The Board adopted the Administrative Law Judge’s conclusions that the Respondent violated Section 8(a)(1) by: (1) prohibiting employees from discussing a union during working time while permitting them to discuss other subjects unrelated to work; (2) threatening employees with discharge if they supported the Union or engaged in union activity; (3) telling an employee that the employee was being removed prior to the time of his resignation because of his support for the Union; (4) creating the impression among its employees that their union activities were under surveillance by the Respondent; and (5) maintaining work rules that prohibit employees from disclosing information about wages, benefits, and other terms and conditions of employment.  In addition, the Board adopted the judge’s conclusions that the Respondent violated Section 8(a)(3) and (1) by: (1) removing an employee and not allowing him to work his final two weeks because of his union activities, and to discourage other employees from supporting the Union; (2) discharging an employee; and (3) laying off four employees because of the renewed organizing campaign, and to discourage employees from supporting the Union.

Finally, in light of the number and severity of the Respondent’s violations and its recidivist history, the Board agreed with the judge that extraordinary remedies were warranted, and ordered several additional special remedies.  In affirming the judge’s recommendation for a notice-reading provision, a Board majority (Chairman McFerran and Member Prouty) ordered that the notice be read by the Respondent’s president or by an agent of the Board with the Respondent’s president present. Concurring, Member Kaplan cited the D.C. Circuit’s discussion of the First Amendment implications of the Board's notice-reading remedy. Reversing the judge, the majority (Chairman McFerran and Member Prouty; Member Kaplan, dissenting)  ordered a notice-mailing.  The Board reasoned that a notice mailing was warranted based on the Respondent’s numerous and egregious unfair labor practices, its recidivist conduct, and the fact that its president previously mocked a prior notice required by an informal settlement agreement based on the Respondent’s earlier unfair labor practices.  The majority further observed that a notice mailing was necessary to reach individuals who did not have access to the Respondent’s facility.  Dissenting, Member Kaplan found that there was no evidence that traditional notice posting was insufficient.  He reasoned that a notice-mailing remedy that is not contingent on the Respondent’s having gone out of business or having closed the facility involved in the proceeding is seldom granted and that the Board has not traditionally ordered notices to be mailed to unlawfully discharged employees.  Reversing the judge, the Board (Chairman McFerran and Member Prouty; Member Kaplan, dissenting in part)  also ordered other access remedies for the Union.

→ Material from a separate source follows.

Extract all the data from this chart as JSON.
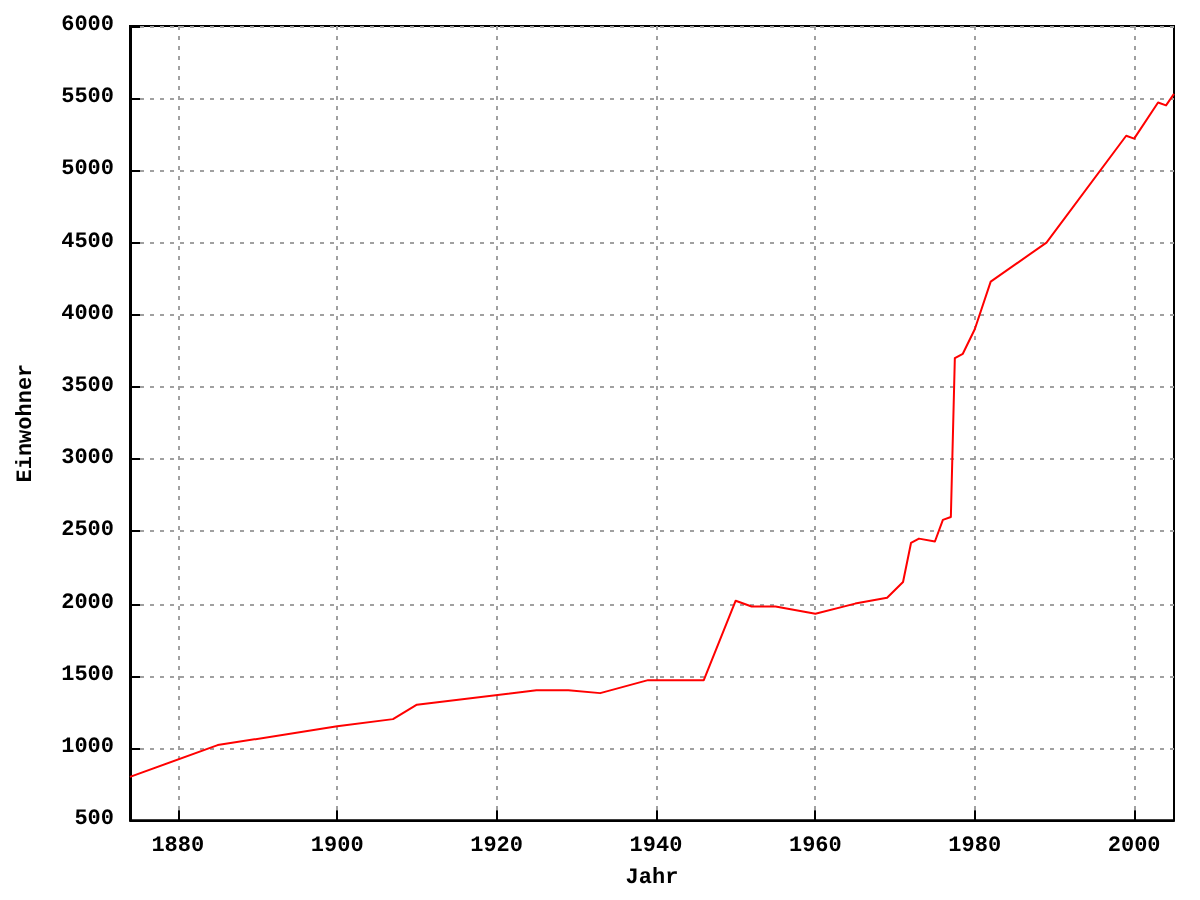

Member Prouty noted that he would order additional access remedies, including requiring the Respondent to provide the Union with reasonable access to employees in nonwork areas during nonwork time, the opportunity to respond to any address made by the respondent to its employees concerning union representation, and access to deliver a 30-minute speech to employees during work time prior to a Board election in which the Union is a participant.  Dissenting in part, Member Kaplan observed that he disagreed that the access remedy of ordering an employer to provide a union with employees’ contact information should also include the employees’ telephone numbers and personal email addresses.

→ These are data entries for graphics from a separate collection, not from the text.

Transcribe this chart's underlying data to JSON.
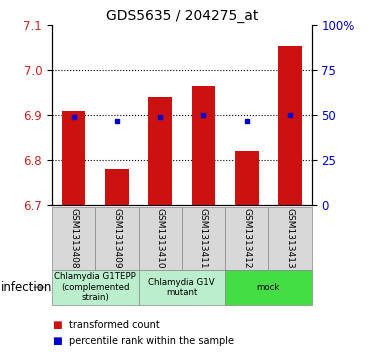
{
  "title": "GDS5635 / 204275_at",
  "samples": [
    "GSM1313408",
    "GSM1313409",
    "GSM1313410",
    "GSM1313411",
    "GSM1313412",
    "GSM1313413"
  ],
  "bar_values": [
    6.91,
    6.78,
    6.94,
    6.965,
    6.82,
    7.055
  ],
  "dot_values": [
    49,
    47,
    49,
    50,
    47,
    50
  ],
  "ylim_left": [
    6.7,
    7.1
  ],
  "ylim_right": [
    0,
    100
  ],
  "yticks_left": [
    6.7,
    6.8,
    6.9,
    7.0,
    7.1
  ],
  "yticks_right": [
    0,
    25,
    50,
    75,
    100
  ],
  "ytick_labels_right": [
    "0",
    "25",
    "50",
    "75",
    "100%"
  ],
  "bar_color": "#CC1111",
  "dot_color": "#0000CC",
  "bar_bottom": 6.7,
  "group_labels": [
    "Chlamydia G1TEPP\n(complemented\nstrain)",
    "Chlamydia G1V\nmutant",
    "mock"
  ],
  "group_colors": [
    "#bbeecc",
    "#bbeecc",
    "#44dd44"
  ],
  "group_sizes": [
    2,
    2,
    2
  ],
  "group_label": "infection",
  "legend_items": [
    {
      "color": "#CC1111",
      "label": "transformed count"
    },
    {
      "color": "#0000CC",
      "label": "percentile rank within the sample"
    }
  ],
  "dotted_values": [
    6.8,
    6.9,
    7.0
  ]
}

Charges filed by the International Association of Sheet Metal, Air, Rail & Transportation Workers, Sheet Metal Workers Local 19.  Administrative Law Judge Andrew S. Gollin issued his decision on July 8, 2021.  Chairman McFerran and Members Kaplan and Prouty participated.


Unpublished Board Decisions in Representation and Unfair Labor Practice Cases

R Cases

No Unpublished R Cases Issued.

C Cases

No Unpublished C Cases Issued.


Appellate Court Decisions

No Appellate Court Decisions involving Board Decisions to report.


Administrative Law Judge Decisions

Miller Plastic Products, Inc. (06-CA-266234; JD-32-22) Burgettstown, PA, June 2, 2022.  Errata to Administrative Law Judge Michael A. Rosas’ decision of May 27, 2022.  Errata   Amended Decision.